Coleman came into this world pronounced dead. For 15 minutes his parents thought they had lost their baby boy. He wasn’t breathing; he had no heartbeat. He came to life when he heard his twin sister’s cries as she was born.  As a result of his “death,” Coleman has cerebral palsy, a grouping of disorders that affect movement and muscle tone due to damage that occurs to an immature brain.  

 

Finding determination

As if he knew from the day he was born that he didn’t want to be restricted from opportunities afforded to his siblings, Coleman taught himself how to read and write by tucking himself away in his room with his sister’s school books. He didn’t attend school until he blew his mom’s mind one day when he read out loud to her the news alert that was scrawling across the TV screen.

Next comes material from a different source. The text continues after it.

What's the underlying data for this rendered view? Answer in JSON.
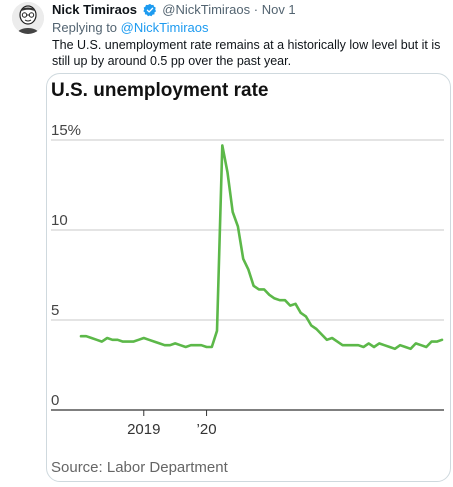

That revelation led him to school, where educators determined that he was reading at a ninth-grade level; so he started high school alongside his twin sister. He is the only person from his large extended family to graduate from college. (His mom is one of 16 children and each of her siblings has no less than seven kids.) Coleman is currently a doctoral candidate in leadership and change.

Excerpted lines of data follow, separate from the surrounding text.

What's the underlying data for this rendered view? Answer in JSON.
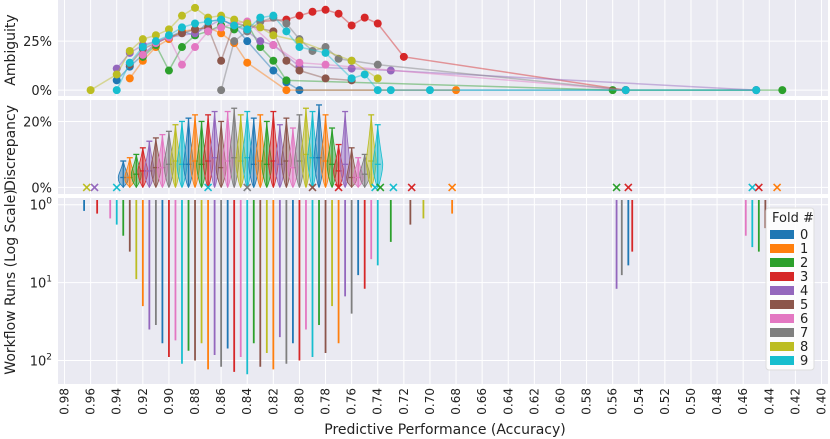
{
  "chart_data": {
    "type": "scatter",
    "title": "",
    "xlabel": "Predictive Performance (Accuracy)",
    "xlim": [
      0.985,
      0.395
    ],
    "xticks": [
      0.98,
      0.96,
      0.94,
      0.92,
      0.9,
      0.88,
      0.86,
      0.84,
      0.82,
      0.8,
      0.78,
      0.76,
      0.74,
      0.72,
      0.7,
      0.68,
      0.66,
      0.64,
      0.62,
      0.6,
      0.58,
      0.56,
      0.54,
      0.52,
      0.5,
      0.48,
      0.46,
      0.44,
      0.42,
      0.4
    ],
    "xtick_labels": [
      "0.98",
      "0.96",
      "0.94",
      "0.92",
      "0.90",
      "0.88",
      "0.86",
      "0.84",
      "0.82",
      "0.80",
      "0.78",
      "0.76",
      "0.74",
      "0.72",
      "0.70",
      "0.68",
      "0.66",
      "0.64",
      "0.62",
      "0.60",
      "0.58",
      "0.56",
      "0.54",
      "0.52",
      "0.50",
      "0.48",
      "0.46",
      "0.44",
      "0.42",
      "0.40"
    ],
    "legend": {
      "title": "Fold #",
      "position": "right",
      "entries": [
        "0",
        "1",
        "2",
        "3",
        "4",
        "5",
        "6",
        "7",
        "8",
        "9"
      ]
    },
    "colors": [
      "#1f77b4",
      "#ff7f0e",
      "#2ca02c",
      "#d62728",
      "#9467bd",
      "#8c564b",
      "#e377c2",
      "#7f7f7f",
      "#bcbd22",
      "#17becf"
    ],
    "panels": {
      "ambiguity": {
        "ylabel": "Ambiguity",
        "ylim": [
          -0.03,
          0.46
        ],
        "yticks": [
          0,
          0.25
        ],
        "ytick_labels": [
          "0%",
          "25%"
        ],
        "series": [
          {
            "fold": 0,
            "x": [
              0.94,
              0.93,
              0.92,
              0.91,
              0.9,
              0.89,
              0.88,
              0.87,
              0.86,
              0.85,
              0.84,
              0.82,
              0.81,
              0.8,
              0.55,
              0.45
            ],
            "y": [
              0.05,
              0.12,
              0.18,
              0.24,
              0.27,
              0.3,
              0.28,
              0.35,
              0.36,
              0.33,
              0.25,
              0.1,
              0.04,
              0.0,
              0.0,
              0.0
            ]
          },
          {
            "fold": 1,
            "x": [
              0.93,
              0.92,
              0.91,
              0.9,
              0.89,
              0.88,
              0.87,
              0.86,
              0.85,
              0.84,
              0.81,
              0.68
            ],
            "y": [
              0.06,
              0.15,
              0.22,
              0.26,
              0.3,
              0.31,
              0.32,
              0.29,
              0.24,
              0.14,
              0.0,
              0.0
            ]
          },
          {
            "fold": 2,
            "x": [
              0.92,
              0.91,
              0.9,
              0.89,
              0.88,
              0.87,
              0.86,
              0.85,
              0.84,
              0.83,
              0.82,
              0.81,
              0.56,
              0.43
            ],
            "y": [
              0.17,
              0.23,
              0.1,
              0.22,
              0.28,
              0.3,
              0.33,
              0.31,
              0.34,
              0.22,
              0.15,
              0.05,
              0.0,
              0.0
            ]
          },
          {
            "fold": 3,
            "x": [
              0.83,
              0.81,
              0.8,
              0.79,
              0.78,
              0.77,
              0.76,
              0.75,
              0.74,
              0.72,
              0.55
            ],
            "y": [
              0.35,
              0.36,
              0.38,
              0.4,
              0.41,
              0.39,
              0.33,
              0.37,
              0.34,
              0.17,
              0.0
            ]
          },
          {
            "fold": 4,
            "x": [
              0.94,
              0.93,
              0.92,
              0.9,
              0.88,
              0.86,
              0.84,
              0.83,
              0.82,
              0.8,
              0.76,
              0.73,
              0.45
            ],
            "y": [
              0.11,
              0.19,
              0.23,
              0.27,
              0.29,
              0.36,
              0.3,
              0.25,
              0.23,
              0.12,
              0.11,
              0.1,
              0.0
            ]
          },
          {
            "fold": 5,
            "x": [
              0.93,
              0.92,
              0.91,
              0.9,
              0.89,
              0.88,
              0.87,
              0.86,
              0.85,
              0.84,
              0.82,
              0.81,
              0.8,
              0.78,
              0.76
            ],
            "y": [
              0.13,
              0.21,
              0.24,
              0.27,
              0.29,
              0.31,
              0.32,
              0.15,
              0.34,
              0.33,
              0.3,
              0.15,
              0.1,
              0.06,
              0.05
            ]
          },
          {
            "fold": 6,
            "x": [
              0.92,
              0.91,
              0.9,
              0.89,
              0.88,
              0.87,
              0.86,
              0.85,
              0.84,
              0.82,
              0.8,
              0.78,
              0.55
            ],
            "y": [
              0.18,
              0.24,
              0.27,
              0.13,
              0.22,
              0.3,
              0.32,
              0.34,
              0.35,
              0.23,
              0.14,
              0.13,
              0.0
            ]
          },
          {
            "fold": 7,
            "x": [
              0.86,
              0.85,
              0.84,
              0.83,
              0.82,
              0.81,
              0.8,
              0.79,
              0.78,
              0.77,
              0.76,
              0.74,
              0.55
            ],
            "y": [
              0.0,
              0.25,
              0.3,
              0.35,
              0.37,
              0.34,
              0.26,
              0.2,
              0.22,
              0.16,
              0.15,
              0.13,
              0.0
            ]
          },
          {
            "fold": 8,
            "x": [
              0.96,
              0.94,
              0.93,
              0.92,
              0.91,
              0.9,
              0.89,
              0.88,
              0.87,
              0.86,
              0.85,
              0.84,
              0.83,
              0.82,
              0.8,
              0.76,
              0.74
            ],
            "y": [
              0.0,
              0.08,
              0.2,
              0.26,
              0.28,
              0.31,
              0.38,
              0.42,
              0.37,
              0.38,
              0.36,
              0.34,
              0.32,
              0.28,
              0.25,
              0.15,
              0.06
            ]
          },
          {
            "fold": 9,
            "x": [
              0.94,
              0.93,
              0.92,
              0.91,
              0.9,
              0.89,
              0.88,
              0.87,
              0.86,
              0.85,
              0.84,
              0.83,
              0.82,
              0.81,
              0.8,
              0.78,
              0.76,
              0.75,
              0.74,
              0.73,
              0.7,
              0.55,
              0.45
            ],
            "y": [
              0.0,
              0.14,
              0.22,
              0.25,
              0.28,
              0.32,
              0.34,
              0.35,
              0.36,
              0.33,
              0.31,
              0.37,
              0.38,
              0.3,
              0.22,
              0.19,
              0.06,
              0.08,
              0.0,
              0.0,
              0.0,
              0.0,
              0.0
            ]
          }
        ]
      },
      "discrepancy": {
        "ylabel": "Discrepancy",
        "ylim": [
          -0.02,
          0.265
        ],
        "yticks": [
          0,
          0.2
        ],
        "ytick_labels": [
          "0%",
          "20%"
        ],
        "violin_x": [
          0.935,
          0.93,
          0.925,
          0.92,
          0.915,
          0.91,
          0.905,
          0.9,
          0.895,
          0.89,
          0.885,
          0.88,
          0.875,
          0.87,
          0.865,
          0.86,
          0.855,
          0.85,
          0.845,
          0.84,
          0.835,
          0.83,
          0.825,
          0.82,
          0.815,
          0.81,
          0.805,
          0.8,
          0.795,
          0.79,
          0.785,
          0.78,
          0.775,
          0.77,
          0.765,
          0.76,
          0.755,
          0.75,
          0.745,
          0.74
        ],
        "violin_max": [
          0.08,
          0.09,
          0.1,
          0.12,
          0.14,
          0.15,
          0.16,
          0.17,
          0.19,
          0.2,
          0.21,
          0.22,
          0.2,
          0.22,
          0.23,
          0.2,
          0.23,
          0.24,
          0.22,
          0.23,
          0.21,
          0.22,
          0.2,
          0.23,
          0.19,
          0.21,
          0.18,
          0.22,
          0.24,
          0.23,
          0.25,
          0.22,
          0.18,
          0.13,
          0.23,
          0.12,
          0.09,
          0.1,
          0.22,
          0.19
        ],
        "violin_median": [
          0.03,
          0.03,
          0.04,
          0.05,
          0.05,
          0.06,
          0.06,
          0.07,
          0.08,
          0.07,
          0.07,
          0.08,
          0.07,
          0.08,
          0.09,
          0.06,
          0.08,
          0.09,
          0.08,
          0.09,
          0.07,
          0.08,
          0.07,
          0.08,
          0.07,
          0.08,
          0.06,
          0.08,
          0.1,
          0.09,
          0.09,
          0.08,
          0.07,
          0.05,
          0.07,
          0.03,
          0.03,
          0.04,
          0.08,
          0.07
        ],
        "outlier_x": [
          0.963,
          0.957,
          0.94,
          0.87,
          0.84,
          0.79,
          0.77,
          0.742,
          0.738,
          0.728,
          0.714,
          0.683,
          0.557,
          0.548,
          0.453,
          0.448,
          0.434
        ],
        "outlier_y": [
          0,
          0,
          0,
          0,
          0,
          0,
          0,
          0,
          0,
          0,
          0,
          0,
          0,
          0,
          0,
          0,
          0
        ],
        "outlier_fold": [
          8,
          4,
          9,
          9,
          7,
          5,
          3,
          9,
          2,
          9,
          3,
          1,
          2,
          3,
          9,
          3,
          1
        ]
      },
      "workflow_runs": {
        "ylabel": "Workflow Runs (Log Scale)",
        "yscale": "log",
        "ylim": [
          0.82,
          200
        ],
        "yticks": [
          1,
          10,
          100
        ],
        "ytick_labels": [
          "10^0",
          "10^1",
          "10^2"
        ],
        "bar_x": [
          0.965,
          0.955,
          0.945,
          0.94,
          0.935,
          0.93,
          0.925,
          0.92,
          0.915,
          0.91,
          0.905,
          0.9,
          0.895,
          0.89,
          0.885,
          0.88,
          0.875,
          0.87,
          0.865,
          0.86,
          0.855,
          0.85,
          0.845,
          0.84,
          0.835,
          0.83,
          0.825,
          0.82,
          0.815,
          0.81,
          0.805,
          0.8,
          0.795,
          0.79,
          0.785,
          0.78,
          0.775,
          0.77,
          0.765,
          0.76,
          0.755,
          0.75,
          0.745,
          0.74,
          0.73,
          0.715,
          0.705,
          0.683,
          0.557,
          0.553,
          0.548,
          0.545,
          0.458,
          0.453,
          0.448,
          0.443
        ],
        "bar_runs": [
          1.2,
          1.3,
          1.5,
          1.8,
          2.5,
          4,
          9,
          20,
          40,
          35,
          60,
          90,
          55,
          110,
          75,
          100,
          60,
          130,
          85,
          120,
          70,
          140,
          90,
          150,
          60,
          120,
          80,
          130,
          50,
          110,
          60,
          100,
          40,
          90,
          35,
          80,
          20,
          60,
          15,
          25,
          8,
          12,
          5,
          6,
          3,
          1.8,
          1.5,
          1.3,
          12,
          8,
          6,
          4,
          2.5,
          3.5,
          4,
          2
        ]
      }
    }
  }
}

In business, Coleman is recognized as America’s unconfined life coach, addressing audiences on how to “Rise Above Expectations,” and to attain it, we must embrace who we are.

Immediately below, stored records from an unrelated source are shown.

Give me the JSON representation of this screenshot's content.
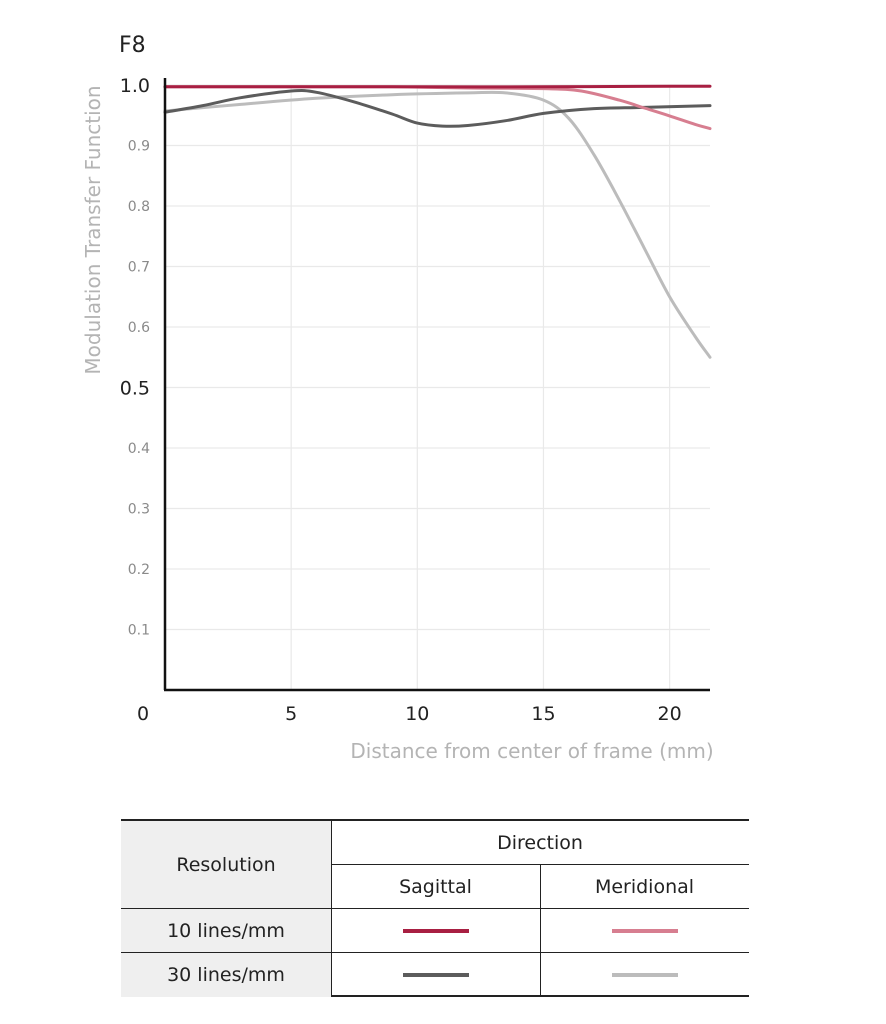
{
  "chart_data": {
    "type": "line",
    "title": "F8",
    "xlabel": "Distance from center of frame (mm)",
    "ylabel": "Modulation Transfer Function",
    "xlim": [
      0,
      21.6
    ],
    "ylim": [
      0,
      1.0
    ],
    "x_ticks": [
      "0",
      "5",
      "10",
      "15",
      "20"
    ],
    "x_tick_values": [
      0,
      5,
      10,
      15,
      20
    ],
    "y_ticks_major": [
      {
        "label": "1.0",
        "value": 1.0
      },
      {
        "label": "0.5",
        "value": 0.5
      }
    ],
    "y_ticks_minor": [
      {
        "label": "0.9",
        "value": 0.9
      },
      {
        "label": "0.8",
        "value": 0.8
      },
      {
        "label": "0.7",
        "value": 0.7
      },
      {
        "label": "0.6",
        "value": 0.6
      },
      {
        "label": "0.4",
        "value": 0.4
      },
      {
        "label": "0.3",
        "value": 0.3
      },
      {
        "label": "0.2",
        "value": 0.2
      },
      {
        "label": "0.1",
        "value": 0.1
      }
    ],
    "grid": true,
    "series": [
      {
        "resolution": "10 lines/mm",
        "direction": "Sagittal",
        "color": "#a81f42",
        "x": [
          0,
          5,
          10,
          15,
          20,
          21.6
        ],
        "y": [
          0.997,
          0.997,
          0.997,
          0.997,
          0.998,
          0.998
        ]
      },
      {
        "resolution": "10 lines/mm",
        "direction": "Meridional",
        "color": "#d77e90",
        "x": [
          0,
          3,
          6,
          9,
          12,
          15,
          16.5,
          18,
          19,
          20,
          21,
          21.6
        ],
        "y": [
          0.997,
          0.997,
          0.997,
          0.997,
          0.995,
          0.994,
          0.99,
          0.975,
          0.962,
          0.949,
          0.935,
          0.928
        ]
      },
      {
        "resolution": "30 lines/mm",
        "direction": "Sagittal",
        "color": "#5c5c5c",
        "x": [
          0,
          1.5,
          3,
          5,
          6,
          7.5,
          9,
          10,
          11,
          12,
          13.5,
          15,
          17,
          19,
          21.6
        ],
        "y": [
          0.955,
          0.966,
          0.979,
          0.99,
          0.988,
          0.972,
          0.952,
          0.937,
          0.932,
          0.933,
          0.941,
          0.953,
          0.961,
          0.963,
          0.966
        ]
      },
      {
        "resolution": "30 lines/mm",
        "direction": "Meridional",
        "color": "#bcbcbc",
        "x": [
          0,
          3,
          6,
          9,
          12,
          13.5,
          15,
          16,
          17,
          18,
          19,
          20,
          21,
          21.6
        ],
        "y": [
          0.957,
          0.968,
          0.978,
          0.984,
          0.987,
          0.987,
          0.975,
          0.945,
          0.885,
          0.81,
          0.73,
          0.65,
          0.585,
          0.55
        ]
      }
    ]
  },
  "legend_table": {
    "header_resolution": "Resolution",
    "header_direction": "Direction",
    "header_sagittal": "Sagittal",
    "header_meridional": "Meridional",
    "rows": [
      {
        "label": "10 lines/mm",
        "sagittal_color": "#a81f42",
        "meridional_color": "#d77e90"
      },
      {
        "label": "30 lines/mm",
        "sagittal_color": "#5c5c5c",
        "meridional_color": "#bcbcbc"
      }
    ]
  }
}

“You don’t need permission to be you,” said Coleman. “We can only be who we are and at some point, that has to be enough.”

 He poses the question: “What’s holding you back from being your authentic self?” At this point, he is eye level with the seated audience members for he has hoisted himself out of his wheelchair – and the message is clear – he certainly is living his most authentic self. 

 “To rise above expectations is to understand that freedom is a character trait,” said Coleman.

He is passionate about equality for all people no matter skin color, physical capabilities or gender.  Coleman and the Unconfined Life Institute are launching a holistic equality movement by crawling a one-mile stretch across 27 different state borders, following Harriet Tubman’s path for the Underground Railroads. 

His first outing, documented on video, occurred at the Florida – Georgia border.  He didn’t use his wheelchair; he crawled with determination as traffic whizzed by him. On this crawl, he wondered out loud of the noises that Harriet Tubman must have heard on her journey more than 150 years ago. Coleman is looking for student volunteers this summer, visit #HolisticEquality for details.

While his speaking engagement lasted merely 90 minutes, Coleman’s words have impacted audience members, who have shared hugs and personal questions with him, for the warmth of his message will be felt long after his visit to Michigan on a blustery, winter day.